The South Valley Islamic Community has resubmitted plans to build a mosque, community center and cemetery in San Martin, more than three years after its previous proposal raised a stir among the rural unincorporated community’s residents.
The Santa Clara County Department of Planning and Development will host a public outreach meeting on the project, known as the Cordoba Center, 7 to 9 p.m. Feb. 25 at the Morgan Hill Community and Cultural Center, 17000 Monterey Road.
The applicant, SVIC, has applied for a use permit, architecture and site approval, grading approval, cemetery permit and environmental study to establish a “religious institution” on the 15.8-acre property at the corner of Monterey Road and California Avenue, reads a notice from the county.
The institution would include two buildings—a worship hall and a community center— as well as the burial site, according to SVIC spokesman Hamdy Abbass.
The SVIC submitted almost identical plans for a worship center at the same property in 2012. Before the Board of Supervisors approved the project, numerous public hearings and informational meetings on the plans drew scores of San Martin residents opposed to the Cordoba Center.

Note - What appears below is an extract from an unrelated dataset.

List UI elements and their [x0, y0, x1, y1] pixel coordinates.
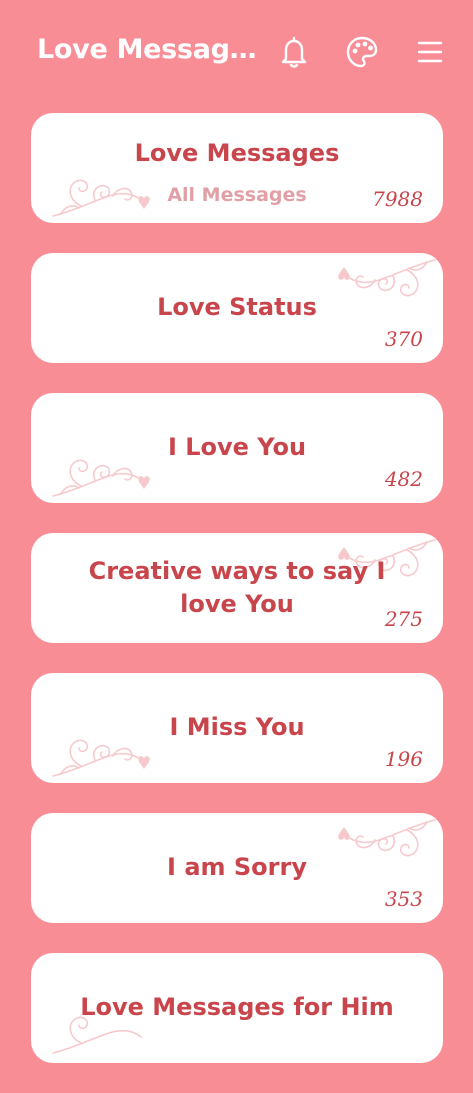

Many of these residents said they were concerned about the project’s potential impact on groundwater, traffic, storm runoff and other environmental concerns. Some opponents of the project openly voiced their hostility to and fear of Islam and its followers.
After the supervisors approved the project 5-0 in September 2012, a group of residents calling themselves the “People’s Coalition for Government Accountability” filed a lawsuit demanding the county rescind the use permit. The suit claimed that the county did not take a full account of the Cordoba Center proposal’s potential impact on the nearby environment in accordance with state and federal laws that mandate such accountability.
The SVIC and county officials insisted the project approval followed exhaustive studies of the potential impact of the project. But the SVIC withdrew its plans in August 2013 in response to the lawsuit.
“We withdrew our plans because there was no correspondence back from the people that sued,” Abbass said. “They sued under the pretense that the county did not ask us to do the due diligence. We tried to talk to them, and there was no response.”
Abbass thinks the lawsuit was really about a group of residents “not wanting us to be there.”
Plans for the property have changed in only minor ways since the SVIC originally submitted them in 2012, except this time the proposed facilities are “maybe a little bit larger,” Abbass said.
Previous specifications called for a 5,000-square-foot prayer hall, 2,800-square-foot multi-purpose hall, a two-acre cemetery and a children’s play area.
The county notice announcing the Feb. 25 meeting says the facilities will be designed to accommodate up to 300 people for scheduled religious services with “greater anticipated capacity for occasional special events.”
The SVIC represents about 80 families from San Jose to Hollister and beyond, and the Cordoba Center project is meant to serve their prayer and worship needs. SVIC members have also said the site could be available for community use through rentals for the future community center and special events sponsored by the SVIC.